Amanda Asay’s impact as a women’s baseball pioneer who brought Canada into uncharted territory on the international stage will be remembered in a memorial game Saturday afternoon.

Asay, a Prince George native and longtime national baseball team pitcher/infielder, died at age 33 Jan. 7 in a skiing accident at Whitewater Ski Resort near Nelson.

As a tribute to Asay and her all-star/MVP efforts to make Canada a perennial medal threat in Word Cup tournament in the 17 years (2005-2021) she played for the national team, players from the Prince George Senior Men’s Baseball League and Prince George Knights U-18 team will gather today at 1 p.m. at City Field (formerly Citizen Field) for the game.

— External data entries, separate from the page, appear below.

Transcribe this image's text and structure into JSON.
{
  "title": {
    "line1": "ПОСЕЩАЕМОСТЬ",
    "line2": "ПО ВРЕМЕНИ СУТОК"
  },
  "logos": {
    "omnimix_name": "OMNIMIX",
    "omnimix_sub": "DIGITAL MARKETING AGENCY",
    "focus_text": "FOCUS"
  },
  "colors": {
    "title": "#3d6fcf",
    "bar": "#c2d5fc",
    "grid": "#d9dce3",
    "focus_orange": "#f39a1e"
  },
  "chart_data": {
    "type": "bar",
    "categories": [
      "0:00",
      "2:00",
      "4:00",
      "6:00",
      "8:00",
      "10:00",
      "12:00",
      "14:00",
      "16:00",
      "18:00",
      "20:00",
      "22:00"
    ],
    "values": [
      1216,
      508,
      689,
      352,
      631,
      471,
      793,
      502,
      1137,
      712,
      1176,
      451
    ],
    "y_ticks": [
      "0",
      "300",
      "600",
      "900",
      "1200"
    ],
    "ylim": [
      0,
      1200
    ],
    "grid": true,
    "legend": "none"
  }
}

A group of women who were Asay’s teammates with the national team and Prince George Thunderbirds softball team will also take the field in their uniforms to play in the game. That list of former teammates includes Chelsey Thorne, Kailey Bone, Jessy Devereaux, Kayla Faith and Allison Schroeder. Because there aren’t enough women to form a complete team, the women will play with and against the men on either of the 12-player teams assembled for the seven-inning game.

Before the game, long-time Little League coach and baseball umpire Gerry Van Caeseele will speak to the crowd about Asay and the effect she had as one of the most accomplished athletes the city has ever produced.

Asay was a multisport athlete who played hockey and softball at Brown University in Rhode Island from 2006-09, and later starred for the UBC Thunderbirds hockey team. She earned a doctoral degree in forestry while attending UBC.

At the time of her death, Asay was working for the Ministry of Forests, Lands, Natural Resources and Rural Development based in Nelson, where she coached a U14 girls baseball team. Blessed with an analytical mind and a talent for teaching the game, especially to her younger teammates, she was being groomed to take on the duties as national team coach.

“Women’s baseball is not the biggest sport but if you put it in terms of how good she was in her sport as a woman, she’d be a $400 million player if she was a man,” said Asay Memorial Game organizer Paul Wilson.

“Once you hear here story and the life she led, it’s pretty amazing. I know the guys involved with Baseball Canada, David Laing and Scott McKenzie, and they can’t enough good things about her. She was the perfect member to be part of the program and it’s a lot better now, having her been there, than it was before.”